PaperDog wrote:Its not hard to write a song. but it sure is hard to write one that has mass appeal.
I disagree....There must be a bazillion songs that don't have a message worth figuring out, but have gone Gold because of the way it was produced and marketed.
I also disagree with the general perception of "hired guns" vs regular members. I've lost enough time & money trying to edit an extremely good live drummer into being a great one in the studio. I've lost enough money trying to get a good guitar player to consider the song over his own personal desire to show how fast he can play, rather than hiring someone who just knows that we need basic chords and something melodic during the interlude. And I'm not going to argue any more with a bassist over what the bottom line should be. I'll hire someone who can hear it the first time....or is at least willing to take direction from the songwriter & producer (me). I
could play every instrument myself, but why do that when I can hire the best and tell them what to do?
Then I'll put a band together who can play it. They will know what the part is when they show up for an audition and I'll know if they can pull it off. I've chosen to go without using a regular full-time band for the last 10 years and it was absolutely the best music-career decision I ever made. But the point of the thread isn't about having a regular live band. That's easy to do once you have paying gigs.
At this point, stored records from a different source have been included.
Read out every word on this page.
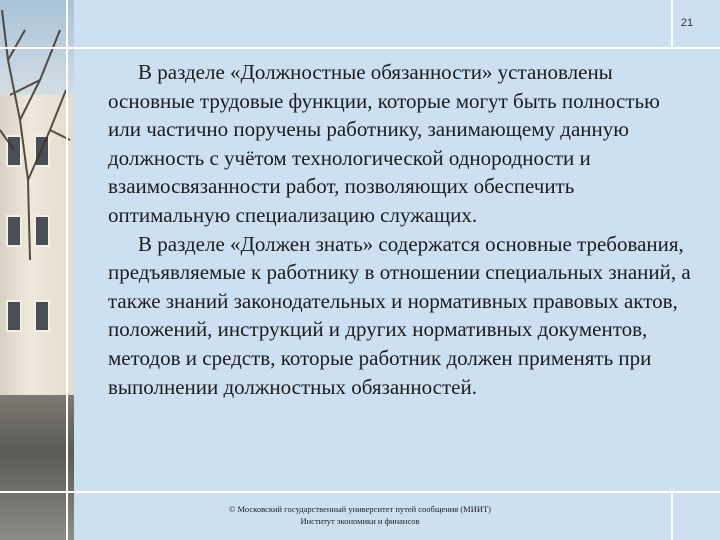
21

В разделе «Должностные обязанности» установлены основные трудовые функции, которые могут быть полностью или частично поручены работнику, занимающему данную должность с учётом технологической однородности и взаимосвязанности работ, позволяющих обеспечить оптимальную специализацию служащих.

В разделе «Должен знать» содержатся основные требования, предъявляемые к работнику в отношении специальных знаний, а также знаний законодательных и нормативных правовых актов, положений, инструкций и других нормативных документов, методов и средств, которые работник должен применять при выполнении должностных обязанностей.

© Московский государственный университет путей сообщения (МИИТ)
Институт экономики и финансов
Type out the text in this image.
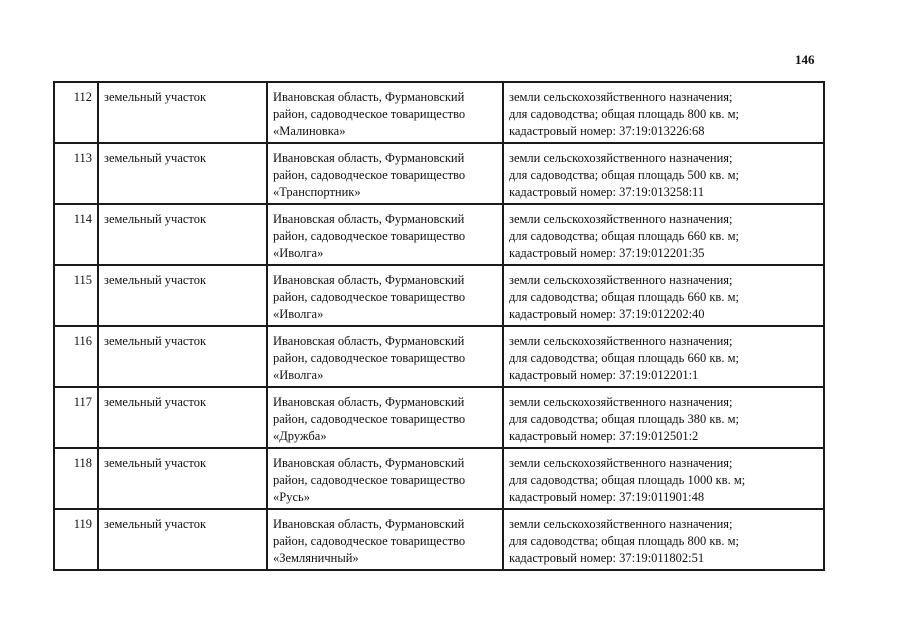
146
112	земельный участок	Ивановская область, Фурмановский
район, садоводческое товарищество
«Малиновка»	земли сельскохозяйственного назначения;
для садоводства; общая площадь 800 кв. м;
кадастровый номер: 37:19:013226:68

113	земельный участок	Ивановская область, Фурмановский
район, садоводческое товарищество
«Транспортник»	земли сельскохозяйственного назначения;
для садоводства; общая площадь 500 кв. м;
кадастровый номер: 37:19:013258:11

114	земельный участок	Ивановская область, Фурмановский
район, садоводческое товарищество
«Иволга»	земли сельскохозяйственного назначения;
для садоводства; общая площадь 660 кв. м;
кадастровый номер: 37:19:012201:35

115	земельный участок	Ивановская область, Фурмановский
район, садоводческое товарищество
«Иволга»	земли сельскохозяйственного назначения;
для садоводства; общая площадь 660 кв. м;
кадастровый номер: 37:19:012202:40

116	земельный участок	Ивановская область, Фурмановский
район, садоводческое товарищество
«Иволга»	земли сельскохозяйственного назначения;
для садоводства; общая площадь 660 кв. м;
кадастровый номер: 37:19:012201:1

117	земельный участок	Ивановская область, Фурмановский
район, садоводческое товарищество
«Дружба»	земли сельскохозяйственного назначения;
для садоводства; общая площадь 380 кв. м;
кадастровый номер: 37:19:012501:2

118	земельный участок	Ивановская область, Фурмановский
район, садоводческое товарищество
«Русь»	земли сельскохозяйственного назначения;
для садоводства; общая площадь 1000 кв. м;
кадастровый номер: 37:19:011901:48

119	земельный участок	Ивановская область, Фурмановский
район, садоводческое товарищество
«Земляничный»	земли сельскохозяйственного назначения;
для садоводства; общая площадь 800 кв. м;
кадастровый номер: 37:19:011802:51
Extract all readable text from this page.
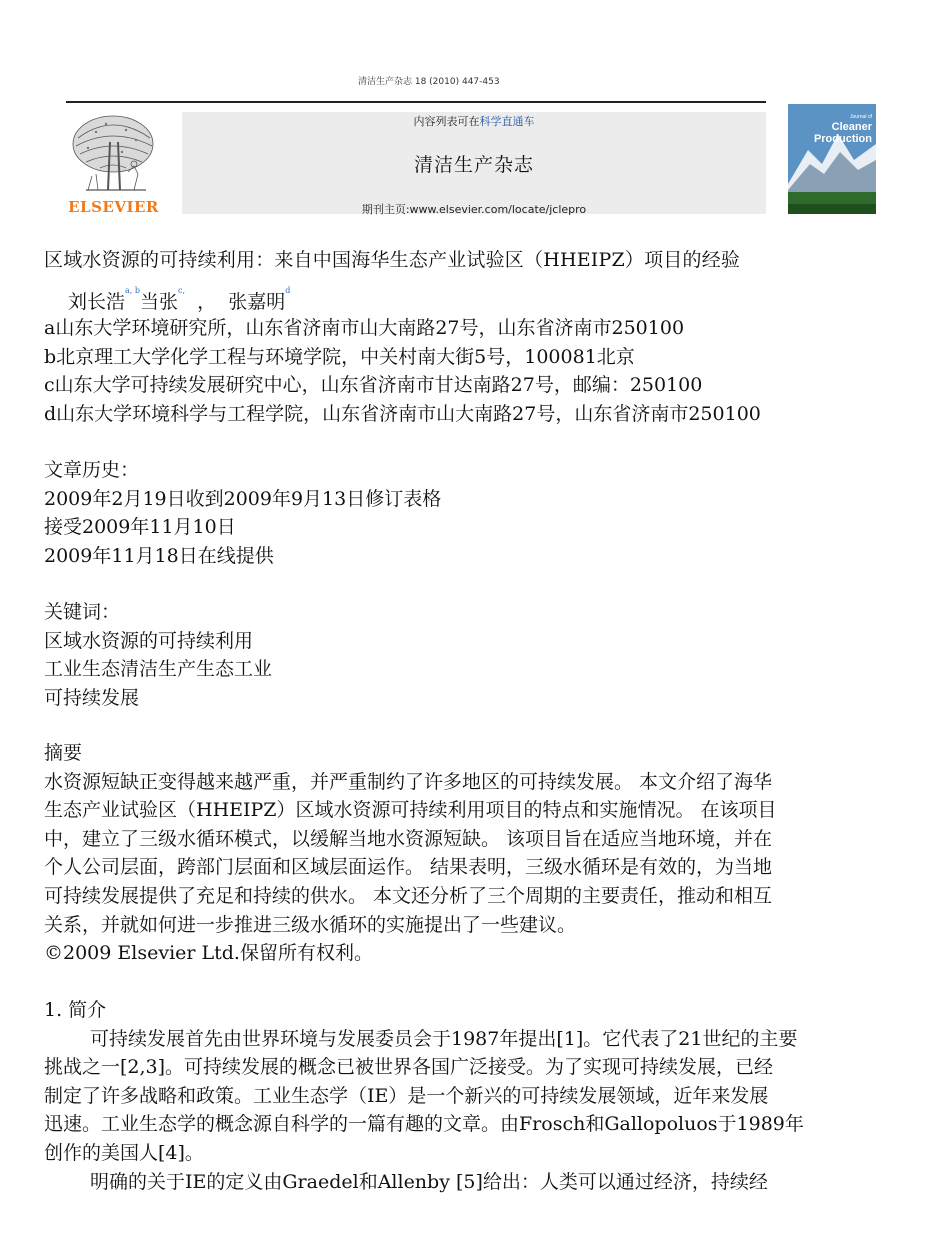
清洁生产杂志 18 (2010) 447-453
ELSEVIER
内容列表可在科学直通车
清洁生产杂志
期刊主页:www.elsevier.com/locate/jclepro
Journal of
Cleaner
Production
区域水资源的可持续利用：来自中国海华生态产业试验区（HHEIPZ）项目的经验
刘长浩$^{a, b}$当张$^{c,}$  ， 张嘉明$^d$
a山东大学环境研究所，山东省济南市山大南路27号，山东省济南市250100
b北京理工大学化学工程与环境学院，中关村南大街5号，100081北京
c山东大学可持续发展研究中心，山东省济南市甘达南路27号，邮编：250100
d山东大学环境科学与工程学院，山东省济南市山大南路27号，山东省济南市250100
文章历史：
2009年2月19日收到2009年9月13日修订表格
接受2009年11月10日
2009年11月18日在线提供
关键词：
区域水资源的可持续利用
工业生态清洁生产生态工业
可持续发展
摘要
水资源短缺正变得越来越严重，并严重制约了许多地区的可持续发展。 本文介绍了海华
生态产业试验区（HHEIPZ）区域水资源可持续利用项目的特点和实施情况。 在该项目
中，建立了三级水循环模式，以缓解当地水资源短缺。 该项目旨在适应当地环境，并在
个人公司层面，跨部门层面和区域层面运作。 结果表明，三级水循环是有效的，为当地
可持续发展提供了充足和持续的供水。 本文还分析了三个周期的主要责任，推动和相互
关系，并就如何进一步推进三级水循环的实施提出了一些建议。
©2009 Elsevier Ltd.保留所有权利。
1. 简介
可持续发展首先由世界环境与发展委员会于1987年提出[1]。它代表了21世纪的主要
挑战之一[2,3]。可持续发展的概念已被世界各国广泛接受。为了实现可持续发展，已经
制定了许多战略和政策。工业生态学（IE）是一个新兴的可持续发展领域，近年来发展
迅速。工业生态学的概念源自科学的一篇有趣的文章。由Frosch和Gallopoluos于1989年
创作的美国人[4]。
明确的关于IE的定义由Graedel和Allenby [5]给出：人类可以通过经济，持续经
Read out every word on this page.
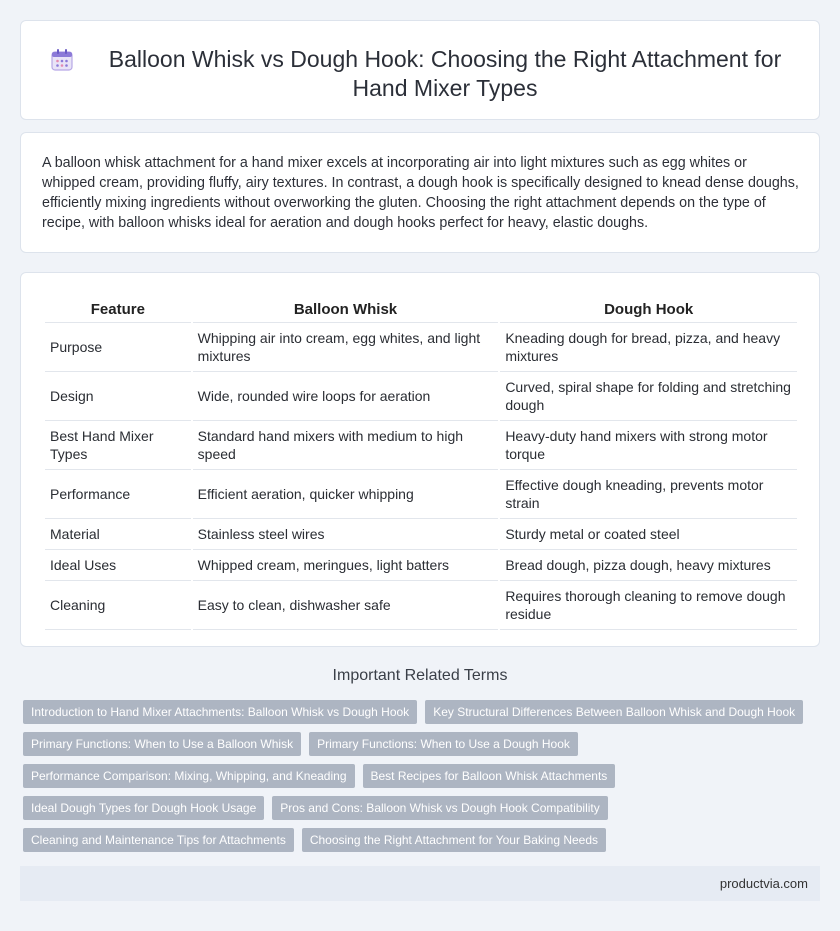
Balloon Whisk vs Dough Hook: Choosing the Right Attachment for Hand Mixer Types

A balloon whisk attachment for a hand mixer excels at incorporating air into light mixtures such as egg whites or whipped cream, providing fluffy, airy textures. In contrast, a dough hook is specifically designed to knead dense doughs, efficiently mixing ingredients without overworking the gluten. Choosing the right attachment depends on the type of recipe, with balloon whisks ideal for aeration and dough hooks perfect for heavy, elastic doughs.

Feature	Balloon Whisk	Dough Hook
Purpose	Whipping air into cream, egg whites, and light mixtures	Kneading dough for bread, pizza, and heavy mixtures
Design	Wide, rounded wire loops for aeration	Curved, spiral shape for folding and stretching dough
Best Hand Mixer Types	Standard hand mixers with medium to high speed	Heavy-duty hand mixers with strong motor torque
Performance	Efficient aeration, quicker whipping	Effective dough kneading, prevents motor strain
Material	Stainless steel wires	Sturdy metal or coated steel
Ideal Uses	Whipped cream, meringues, light batters	Bread dough, pizza dough, heavy mixtures
Cleaning	Easy to clean, dishwasher safe	Requires thorough cleaning to remove dough residue
Important Related Terms
Introduction to Hand Mixer Attachments: Balloon Whisk vs Dough Hook	Key Structural Differences Between Balloon Whisk and Dough Hook
Primary Functions: When to Use a Balloon Whisk	Primary Functions: When to Use a Dough Hook
Performance Comparison: Mixing, Whipping, and Kneading	Best Recipes for Balloon Whisk Attachments
Ideal Dough Types for Dough Hook Usage	Pros and Cons: Balloon Whisk vs Dough Hook Compatibility
Cleaning and Maintenance Tips for Attachments	Choosing the Right Attachment for Your Baking Needs
productvia.com
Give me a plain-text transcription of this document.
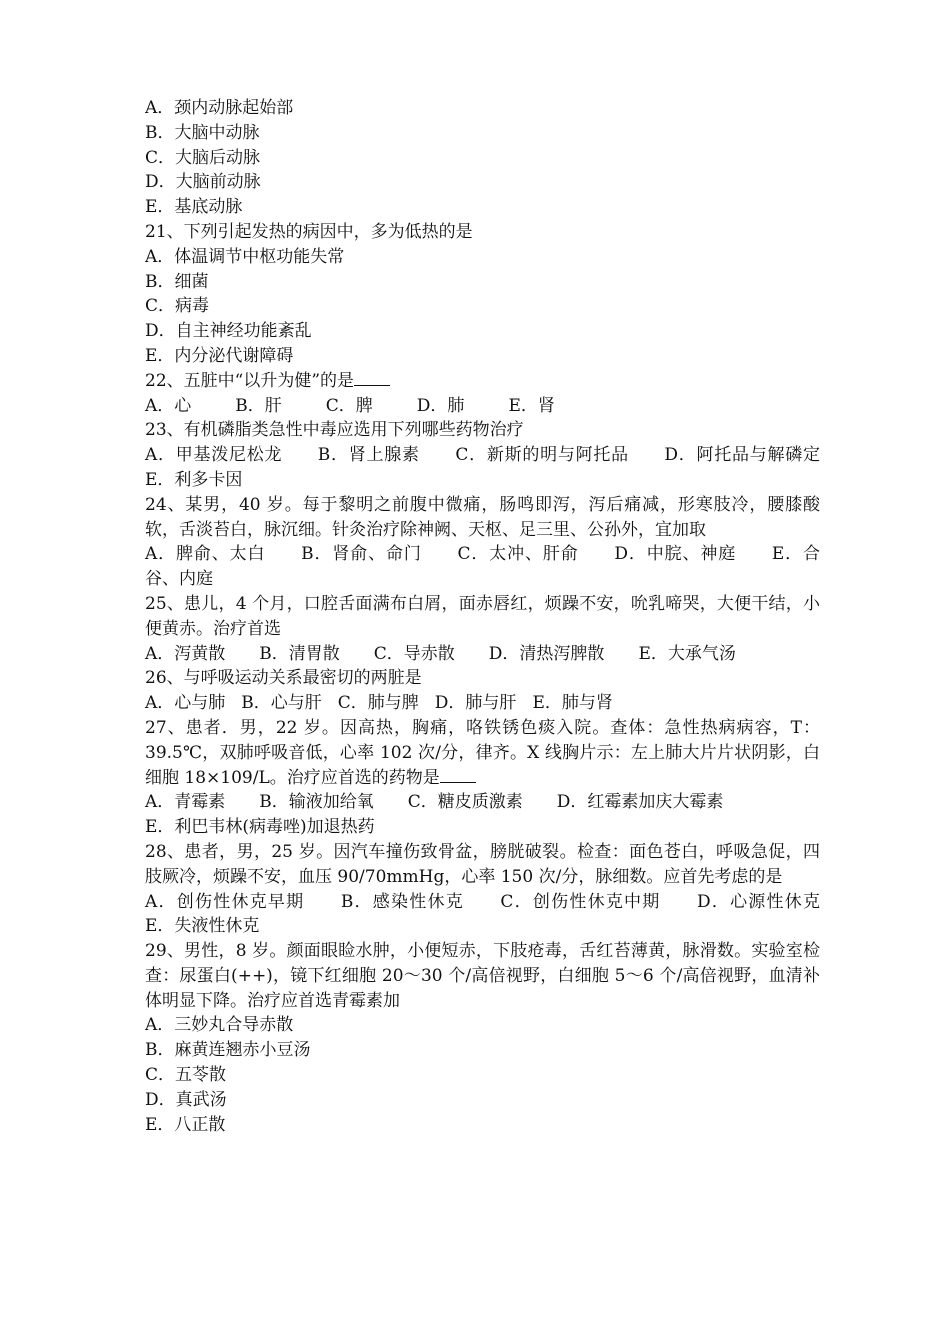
A．颈内动脉起始部
B．大脑中动脉
C．大脑后动脉
D．大脑前动脉
E．基底动脉
21、下列引起发热的病因中，多为低热的是
A．体温调节中枢功能失常
B．细菌
C．病毒
D．自主神经功能紊乱
E．内分泌代谢障碍
22、五脏中“以升为健”的是
A．心	B．肝	C．脾	D．肺	E．肾
23、有机磷脂类急性中毒应选用下列哪些药物治疗
A．甲基泼尼松龙　　B．肾上腺素　　C．新斯的明与阿托品　　D．阿托品与解磷定　　E．利多卡因
24、某男，40 岁。每于黎明之前腹中微痛，肠鸣即泻，泻后痛减，形寒肢冷，腰膝酸软，舌淡苔白，脉沉细。针灸治疗除神阙、天枢、足三里、公孙外，宜加取
A．脾俞、太白　　B．肾俞、命门　　C．太冲、肝俞　　D．中脘、神庭　　E．合谷、内庭
25、患儿，4 个月，口腔舌面满布白屑，面赤唇红，烦躁不安，吮乳啼哭，大便干结，小便黄赤。治疗首选
A．泻黄散 B．清胃散 C．导赤散 D．清热泻脾散 E．大承气汤
26、与呼吸运动关系最密切的两脏是
A．心与肺 B．心与肝 C．肺与脾 D．肺与肝 E．肺与肾
27、患者．男，22 岁。因高热，胸痛，咯铁锈色痰入院。查体：急性热病病容，T：39.5℃，双肺呼吸音低，心率 102 次/分，律齐。X 线胸片示：左上肺大片片状阴影，白细胞 18×109/L。治疗应首选的药物是
A．青霉素 B．输液加给氧 C．糖皮质激素 D．红霉素加庆大霉素
E．利巴韦林(病毒唑)加退热药
28、患者，男，25 岁。因汽车撞伤致骨盆，膀胱破裂。检查：面色苍白，呼吸急促，四肢厥冷，烦躁不安，血压 90/70mmHg，心率 150 次/分，脉细数。应首先考虑的是
A．创伤性休克早期　　B．感染性休克　　C．创伤性休克中期　　D．心源性休克　　E．失液性休克
29、男性，8 岁。颜面眼睑水肿，小便短赤，下肢疮毒，舌红苔薄黄，脉滑数。实验室检查：尿蛋白(++)，镜下红细胞 20～30 个/高倍视野，白细胞 5～6 个/高倍视野，血清补体明显下降。治疗应首选青霉素加
A．三妙丸合导赤散
B．麻黄连翘赤小豆汤
C．五苓散
D．真武汤
E．八正散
This thread is for songwriters who perform live and it's about making a great recording, so you can get to the point of having paying gigs and hiring the band you really want. If you are waiting on a record label (not saying that any of you are) to do it for you, then you are living in a fantasy that ended many years ago and it's time to wake up.
I've noticed there are a quite a few people on BandMix who seem to think that someone else is holding them back, that they need someone else to "discover" and help them. We all need help to advance our career aspirations, but opportunity usually only happens to those who are prepared and ready. Many record labels are only signing artists who have a ready-made project to release. Of those labels who make new recordings, they base their opinion of whether they should sign a "recording artist" on a recording that was made as an indie.
If you want to be a recording artist, it's about making recordings worth buying. There are 300 million people in the USA alone so if one in three hundred like your music, then you are potentially Gold. Finding a niche is how record labels stay alive, and it's the same thing with an individual artist.
Jerry Abbott (Pantera) told me in 1988 that they were going to change from glam-pop rock to hardcore BECAUSE it was a smaller market and they could reach every listener worldwide by advertising in only 2 magazines. To continue in the glam-pop world meant competing with everyone from Van Halen to Def Leopard, with full page ads in Billboard and a huge marketing budget. Yet, once they had secured the loyalty of a specifically hard-core audience, they could begin expanding into other areas of rock. It's called narrow-marketing and it worked well for them.
In the same way, if an artist can discover what makes them unique and narrow-market to that niche, they could survive on sales of 10,000 a year without any help from a manager or label. THEN, the managers and labels would come looking for you and you'd be negotiating from a position of strength without signing your future away.
But the point of the OP was, "If you aren't willing to invest in yourself, then why would anyone else be?"
You guys seem to take your careers seriously so it's probably not directed at you specifically, though it wouldn't hurt if this challenges you, too.